Cost concerns are proving to be a major stumbling block for many would-be EV buyers. The initial outlay for an EV in Singapore is much more than one with an internal combustion engine (ICE). The cost of producing an EV is higher than that for a like-for-like ICE car, and the high taxes here add on to an EV’s eventual cost. These factors make the cost of an EV here easily 30–40% more than an ICE car of a similar class.

However, EV technology is bound to improve, and that could translate to more affordable EVs down the road. And to make EVs more affordable, the Singapore government has recently introduced incentives to decrease the cost differential between EVs and ICEs. In his budget speech on 16 Feb 2021, Finance Minister Heng Swee Keat revealed new measures to lower the Additional Registration Fee (ARF) floor from S$5,000 to zero for EVs from January 2022–December 2023. This move will allow EV buyers to maximise the rebates from the Electric Vehicle Early Adoption Incentive (EEAI), which spells savings of up to S$45,000! There are also plans to revise road tax bands to make road taxes for EVs more comparable to ICEs; details for this will be revealed further down the road.

The practical concern of a typical driver would be availability, accessibility and time. Finding an available charging station easily and having to wait for less than an hour to charge up would be real plus points for conversion to EVs. Presently, there are fewer than 2,000 public EV charging stations in Singapore, and only a minority have the 50kW DC fast chargers that can charge an EV car from 0–80% in about half an hour. This is not adequate to sustain an expected growth in EV car ownership, and is a real concern for would-be EV owners. Congestion issues, especially during peak periods, could be a real problem if there aren’t enough fast charging stations to cope with the demand, so that’s another area to look into.

The good news is that the EV charging infrastructure here is set to expand; the number of charging stations at public car parks and private premises is expected to reach 60,000 by 2030. As announced in Mr Heng’s budget speech, the authorities will also allocate S$30 million over the next five years for EV-related initiatives, such as improving charging provision at private premises.

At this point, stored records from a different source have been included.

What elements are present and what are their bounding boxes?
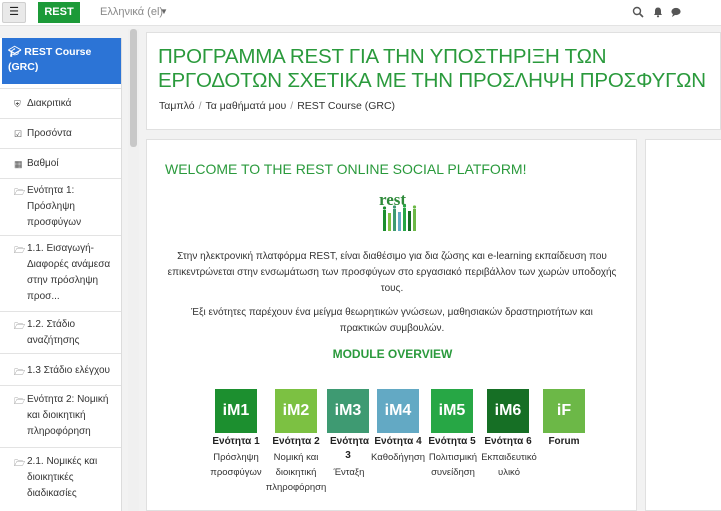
sidebar-item-module-2[interactable]: 🗁︎ Ενότητα 2: Νομική και διοικητική πληρ… <box>0 385 121 447</box>
top-navbar: ☰ REST Ελληνικά (el) ▼ <box>0 0 721 26</box>
sidebar-item-1-3[interactable]: 🗁︎ 1.3 Στάδιο ελέγχου <box>0 353 121 385</box>
sidebar-item-competencies[interactable]: ☑ Προσόντα <box>0 118 121 148</box>
module-overview-heading: MODULE OVERVIEW <box>332 347 453 361</box>
sidebar-item-label: 2.1. Νομικές και διοικητικές διαδικασίες <box>27 456 98 499</box>
chat-icon[interactable] <box>670 6 682 18</box>
forum-tile[interactable]: iF <box>543 389 585 433</box>
folder-icon: 🗁︎ <box>14 321 26 331</box>
module-6-desc: Εκπαιδευτικό υλικό <box>481 452 537 478</box>
sidebar-item-label: 1.2. Στάδιο αναζήτησης <box>27 319 80 346</box>
page-header: ΠΡΟΓΡΑΜΜΑ REST ΓΙΑ ΤΗΝ ΥΠΟΣΤΗΡΙΞΗ ΤΩΝ ΕΡ… <box>146 32 721 130</box>
module-6-label[interactable]: Ενότητα 6 <box>478 435 538 449</box>
intro-paragraph: Στην ηλεκτρονική πλατφόρμα REST, είναι δ… <box>167 251 617 294</box>
module-3-tile[interactable]: iM3 <box>327 389 369 433</box>
brand-button[interactable]: REST <box>38 2 80 23</box>
breadcrumb-dashboard[interactable]: Ταμπλό <box>159 100 195 112</box>
folder-icon: 🗁︎ <box>14 396 26 406</box>
module-5-label[interactable]: Ενότητα 5 <box>422 435 482 449</box>
course-summary-card: WELCOME TO THE REST ONLINE SOCIAL PLATFO… <box>146 139 637 511</box>
sidebar-item-grades[interactable]: ▦ Βαθμοί <box>0 148 121 178</box>
sidebar-item-1-2[interactable]: 🗁︎ 1.2. Στάδιο αναζήτησης <box>0 311 121 353</box>
language-selector[interactable]: Ελληνικά (el) <box>100 6 163 18</box>
sidebar-scrollbar[interactable] <box>128 29 139 511</box>
folder-icon: 🗁︎ <box>14 458 26 468</box>
breadcrumb-separator: / <box>290 100 294 112</box>
sidebar-item-label: Ενότητα 1: Πρόσληψη προσφύγων <box>27 185 82 228</box>
folder-icon: 🗁︎ <box>14 187 26 197</box>
chevron-down-icon[interactable]: ▼ <box>160 7 168 16</box>
sidebar-item-label: Βαθμοί <box>27 158 59 169</box>
module-4-label[interactable]: Ενότητα 4 <box>368 435 428 449</box>
right-block <box>645 139 721 511</box>
sidebar-item-label: Προσόντα <box>27 128 72 139</box>
svg-text:rest: rest <box>379 190 406 209</box>
module-1-label[interactable]: Ενότητα 1 <box>206 435 266 449</box>
sidebar-item-1-1[interactable]: 🗁︎ 1.1. Εισαγωγή- Διαφορές ανάμεσα στην … <box>0 235 121 311</box>
breadcrumb-course[interactable]: REST Course (GRC) <box>297 100 395 112</box>
graduation-cap-icon: 🎓︎ <box>8 46 22 58</box>
module-2-desc: Νομική και διοικητική πληροφόρηση <box>265 452 327 493</box>
table-icon: ▦ <box>14 159 23 169</box>
search-icon[interactable] <box>632 6 644 18</box>
sidebar-item-course[interactable]: 🎓︎ REST Course (GRC) <box>2 38 121 84</box>
breadcrumb-separator: / <box>198 100 202 112</box>
folder-icon: 🗁︎ <box>14 245 26 255</box>
sidebar-item-label: Διακριτικά <box>27 98 72 109</box>
module-2-tile[interactable]: iM2 <box>275 389 317 433</box>
check-square-icon: ☑ <box>14 129 23 139</box>
sidebar-item-badges[interactable]: ⛨ Διακριτικά <box>0 88 121 118</box>
hamburger-icon[interactable]: ☰ <box>2 2 26 23</box>
shield-icon: ⛨ <box>14 99 21 109</box>
module-3-label[interactable]: Ενότητα 3 <box>330 435 369 463</box>
welcome-heading: WELCOME TO THE REST ONLINE SOCIAL PLATFO… <box>165 161 527 177</box>
sidebar-course-label: REST Course (GRC) <box>8 46 92 73</box>
module-3-desc: Ένταξη <box>333 467 365 478</box>
sidebar-item-module-1[interactable]: 🗁︎ Ενότητα 1: Πρόσληψη προσφύγων <box>0 178 121 235</box>
module-4-desc: Καθοδήγηση <box>370 452 426 463</box>
bell-icon[interactable] <box>652 6 664 18</box>
folder-icon: 🗁︎ <box>14 367 26 377</box>
breadcrumb: Ταμπλό / Τα μαθήματά μου / REST Course (GRC) <box>159 100 395 112</box>
forum-label[interactable]: Forum <box>534 435 594 449</box>
module-1-tile[interactable]: iM1 <box>215 389 257 433</box>
sidebar-item-2-1[interactable]: 🗁︎ 2.1. Νομικές και διοικητικές διαδικασ… <box>0 447 121 511</box>
module-5-desc: Πολιτισμική συνείδηση <box>428 452 478 478</box>
breadcrumb-my-courses[interactable]: Τα μαθήματά μου <box>205 100 286 112</box>
scrollbar-thumb[interactable] <box>130 29 137 147</box>
modules-paragraph: Έξι ενότητες παρέχουν ένα μείγμα θεωρητι… <box>191 307 593 334</box>
module-2-label[interactable]: Ενότητα 2 <box>266 435 326 449</box>
module-6-tile[interactable]: iM6 <box>487 389 529 433</box>
sidebar-item-label: Ενότητα 2: Νομική και διοικητική πληροφό… <box>27 394 109 437</box>
module-4-tile[interactable]: iM4 <box>377 389 419 433</box>
page-title: ΠΡΟΓΡΑΜΜΑ REST ΓΙΑ ΤΗΝ ΥΠΟΣΤΗΡΙΞΗ ΤΩΝ ΕΡ… <box>158 45 706 92</box>
sidebar-item-label: 1.1. Εισαγωγή- Διαφορές ανάμεσα στην πρό… <box>27 243 111 302</box>
course-sidebar: 🎓︎ REST Course (GRC) ⛨ Διακριτικά ☑ Προσ… <box>0 38 122 511</box>
sidebar-item-label: 1.3 Στάδιο ελέγχου <box>27 365 111 376</box>
module-5-tile[interactable]: iM5 <box>431 389 473 433</box>
rest-logo: rest <box>379 190 417 231</box>
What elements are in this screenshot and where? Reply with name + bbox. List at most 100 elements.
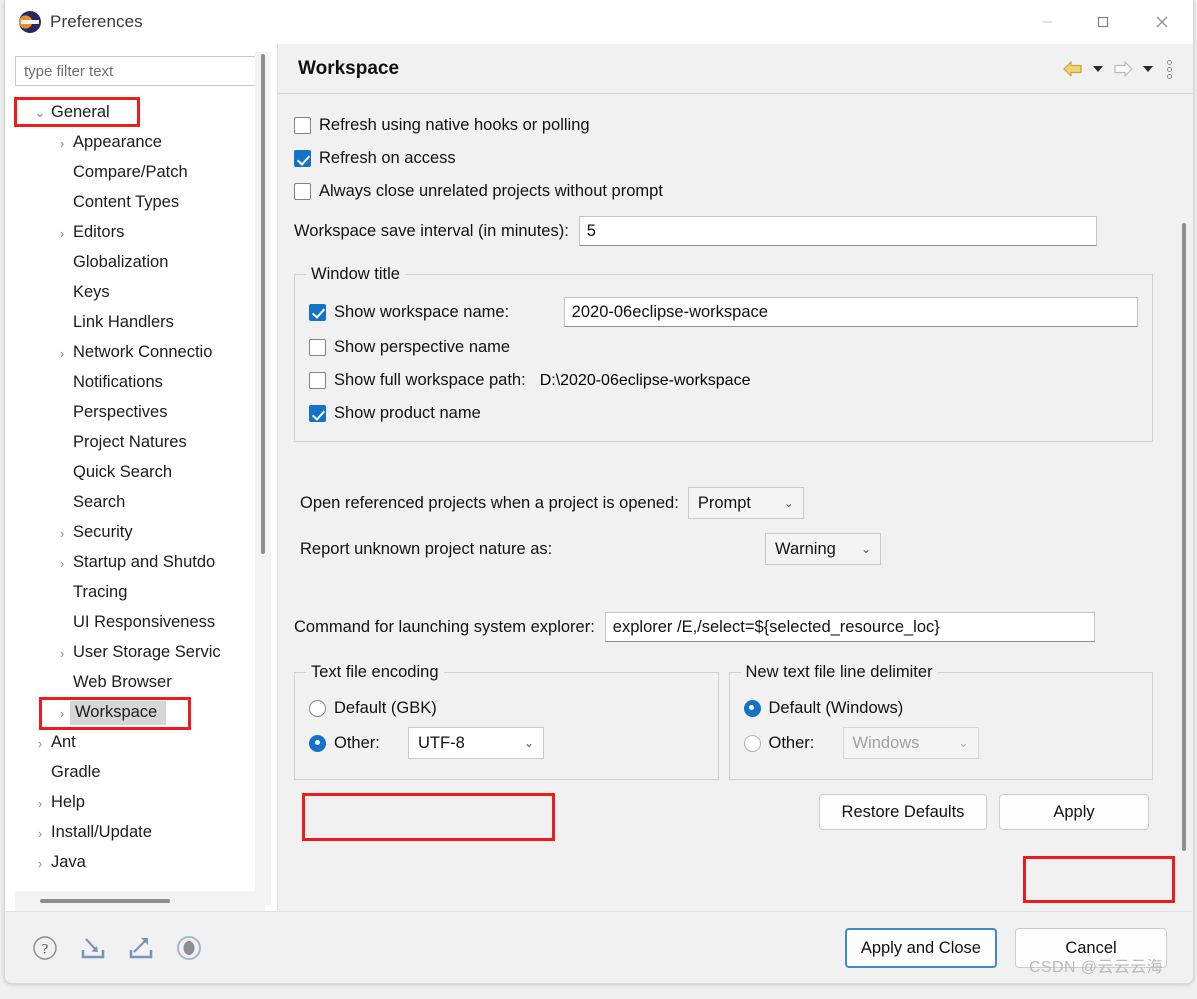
tree-item-editors[interactable]: › Editors	[15, 218, 251, 248]
show-product-name-row[interactable]: Show product name	[309, 397, 1138, 430]
chevron-right-icon[interactable]: ›	[29, 736, 51, 751]
watermark: CSDN @云云云海	[1028, 959, 1163, 976]
close-icon[interactable]	[1131, 0, 1193, 44]
tree-item-link-handlers[interactable]: Link Handlers	[15, 308, 251, 338]
report-nature-label: Report unknown project nature as:	[300, 539, 553, 558]
help-icon[interactable]: ?	[29, 932, 61, 964]
encoding-other-row[interactable]: Other: UTF-8 ⌄	[309, 725, 704, 761]
page-vertical-scrollbar[interactable]	[1175, 95, 1193, 911]
checkbox-box[interactable]	[294, 117, 311, 134]
tree-item-general[interactable]: ⌄ General	[15, 98, 251, 128]
show-full-workspace-path-row[interactable]: Show full workspace path: D:\2020-06ecli…	[309, 364, 1138, 397]
tree-item-perspectives[interactable]: Perspectives	[15, 398, 251, 428]
tree-item-label: Gradle	[51, 763, 101, 781]
tree-item-startup-and-shutdo[interactable]: › Startup and Shutdo	[15, 548, 251, 578]
tree-item-gradle[interactable]: Gradle	[15, 758, 251, 788]
tree-item-ui-responsiveness[interactable]: UI Responsiveness	[15, 608, 251, 638]
radio-button[interactable]	[743, 699, 761, 717]
checkbox-box[interactable]	[309, 372, 326, 389]
export-icon[interactable]	[125, 932, 157, 964]
chevron-right-icon[interactable]: ›	[29, 826, 51, 841]
checkbox-always-close-unrelated[interactable]: Always close unrelated projects without …	[294, 175, 1153, 208]
chevron-right-icon[interactable]: ›	[51, 226, 73, 241]
record-icon[interactable]	[173, 932, 205, 964]
show-perspective-name-row[interactable]: Show perspective name	[309, 331, 1138, 364]
forward-dropdown-icon[interactable]	[1139, 54, 1157, 84]
report-nature-select[interactable]: Warning ⌄	[765, 533, 881, 565]
tree-item-tracing[interactable]: Tracing	[15, 578, 251, 608]
checkbox-refresh-native-hooks[interactable]: Refresh using native hooks or polling	[294, 109, 1153, 142]
tree-item-project-natures[interactable]: Project Natures	[15, 428, 251, 458]
checkbox-box[interactable]	[309, 405, 326, 422]
encoding-default-row[interactable]: Default (GBK)	[309, 691, 704, 725]
chevron-right-icon[interactable]: ›	[29, 796, 51, 811]
minimize-icon[interactable]	[1019, 0, 1075, 44]
chevron-right-icon[interactable]: ›	[51, 556, 73, 571]
save-interval-input[interactable]	[578, 216, 1097, 246]
tree-item-keys[interactable]: Keys	[15, 278, 251, 308]
chevron-down-icon[interactable]: ⌄	[29, 105, 51, 121]
tree-item-install-update[interactable]: › Install/Update	[15, 818, 251, 848]
forward-arrow-icon[interactable]	[1109, 54, 1137, 84]
tree-item-user-storage-servic[interactable]: › User Storage Servic	[15, 638, 251, 668]
radio-button[interactable]	[309, 699, 326, 717]
chevron-down-icon: ⌄	[860, 542, 871, 556]
import-icon[interactable]	[77, 932, 109, 964]
tree-item-label: Tracing	[73, 583, 128, 601]
tree-item-label: Compare/Patch	[73, 163, 188, 181]
delimiter-other-row[interactable]: Other: Windows ⌄	[743, 725, 1139, 761]
view-menu-icon[interactable]	[1159, 54, 1179, 84]
tree-horizontal-scrollbar[interactable]	[15, 891, 265, 911]
apply-and-close-button[interactable]: Apply and Close	[844, 928, 997, 968]
tree-item-java[interactable]: › Java	[15, 848, 251, 878]
chevron-right-icon[interactable]: ›	[51, 136, 73, 151]
chevron-right-icon[interactable]: ›	[51, 346, 73, 361]
checkbox-box[interactable]	[309, 303, 326, 321]
checkbox-box[interactable]	[294, 183, 311, 200]
chevron-right-icon[interactable]: ›	[51, 526, 73, 541]
maximize-icon[interactable]	[1075, 0, 1131, 44]
back-dropdown-icon[interactable]	[1089, 54, 1107, 84]
tree-item-label: Web Browser	[73, 673, 172, 691]
system-explorer-input[interactable]	[604, 612, 1095, 642]
page-vertical-scrollbar-thumb[interactable]	[1182, 223, 1186, 851]
show-perspective-name-label: Show perspective name	[334, 338, 511, 356]
tree-item-web-browser[interactable]: Web Browser	[15, 668, 251, 698]
tree-item-notifications[interactable]: Notifications	[15, 368, 251, 398]
chevron-right-icon[interactable]: ›	[29, 856, 51, 871]
tree-item-workspace[interactable]: › Workspace	[15, 698, 251, 728]
tree-item-appearance[interactable]: › Appearance	[15, 128, 251, 158]
tree-horizontal-scrollbar-thumb[interactable]	[40, 899, 170, 903]
back-arrow-icon[interactable]	[1059, 54, 1087, 84]
checkbox-label: Refresh on access	[319, 149, 456, 167]
tree-item-security[interactable]: › Security	[15, 518, 251, 548]
encoding-select[interactable]: UTF-8 ⌄	[408, 727, 544, 759]
tree-item-network-connectio[interactable]: › Network Connectio	[15, 338, 251, 368]
checkbox-refresh-on-access[interactable]: Refresh on access	[294, 142, 1153, 175]
tree-item-quick-search[interactable]: Quick Search	[15, 458, 251, 488]
radio-button[interactable]	[743, 734, 761, 752]
tree-item-label: Install/Update	[51, 823, 152, 841]
filter-input[interactable]	[15, 56, 266, 86]
tree-item-ant[interactable]: › Ant	[15, 728, 251, 758]
workspace-name-input[interactable]	[563, 297, 1138, 327]
dialog-footer: ? Apply and Close Cancel CSDN @云云云海	[5, 911, 1193, 983]
preferences-tree: ⌄ General › Appearance Compare/Patch Content …	[15, 98, 266, 889]
checkbox-box[interactable]	[309, 339, 326, 356]
tree-item-content-types[interactable]: Content Types	[15, 188, 251, 218]
delimiter-default-row[interactable]: Default (Windows)	[743, 691, 1139, 725]
tree-item-search[interactable]: Search	[15, 488, 251, 518]
tree-vertical-scrollbar[interactable]	[255, 52, 271, 905]
tree-item-help[interactable]: › Help	[15, 788, 251, 818]
restore-defaults-button[interactable]: Restore Defaults	[819, 794, 987, 830]
open-referenced-select[interactable]: Prompt ⌄	[687, 487, 804, 519]
chevron-down-icon: ⌄	[958, 736, 969, 750]
radio-button[interactable]	[309, 734, 326, 752]
save-interval-label: Workspace save interval (in minutes):	[294, 221, 569, 240]
tree-vertical-scrollbar-thumb[interactable]	[261, 54, 265, 554]
checkbox-box[interactable]	[294, 150, 311, 167]
chevron-right-icon[interactable]: ›	[51, 646, 73, 661]
tree-item-globalization[interactable]: Globalization	[15, 248, 251, 278]
apply-button[interactable]: Apply	[999, 794, 1149, 830]
tree-item-compare-patch[interactable]: Compare/Patch	[15, 158, 251, 188]
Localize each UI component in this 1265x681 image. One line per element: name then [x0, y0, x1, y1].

There are sure to be teething issues along the way; with such a demanding timeline, most consumers are likely to adopt a wait-and-see approach before committing to an EV. ICE car owners already enjoy a healthy network of refuelling stations, and planning a similarly dependable network of charging points for EV owners will present a real challenge, working from the ground up.

With EVs being relatively new to buyers here, there are bound to be concerns. Motorists will want to know how far an EV can be driven before it runs out of power, and whether the battery is reliable or even safe to use. News coverage of negative events — such as a spike in EVs running out of charge on UK roads, and a China-made Tesla Model 3 exploding in a residential parking garage in Shanghai — is not helping the EV cause, either.

Putting things in perspective, unless you are driving in Malaysia, chances of you running out of juice is highly unlikely. Most drivers here commute to and from work and go on weekend outings, so there aren’t many road stretches here that are deserted enough for a driver to be stranded on. As for battery safety, if companies such as Tesla can still be flagged for possible design flaws or quality issues, we have to ensure that strict regulations are in place so that safety is never compromised.

If the concerns and issues of the car buyer are ironed out, we may see even more folks getting on board the EV revolution. Changing mindsets is not an easy task and will surely take time, but the signs are encouraging!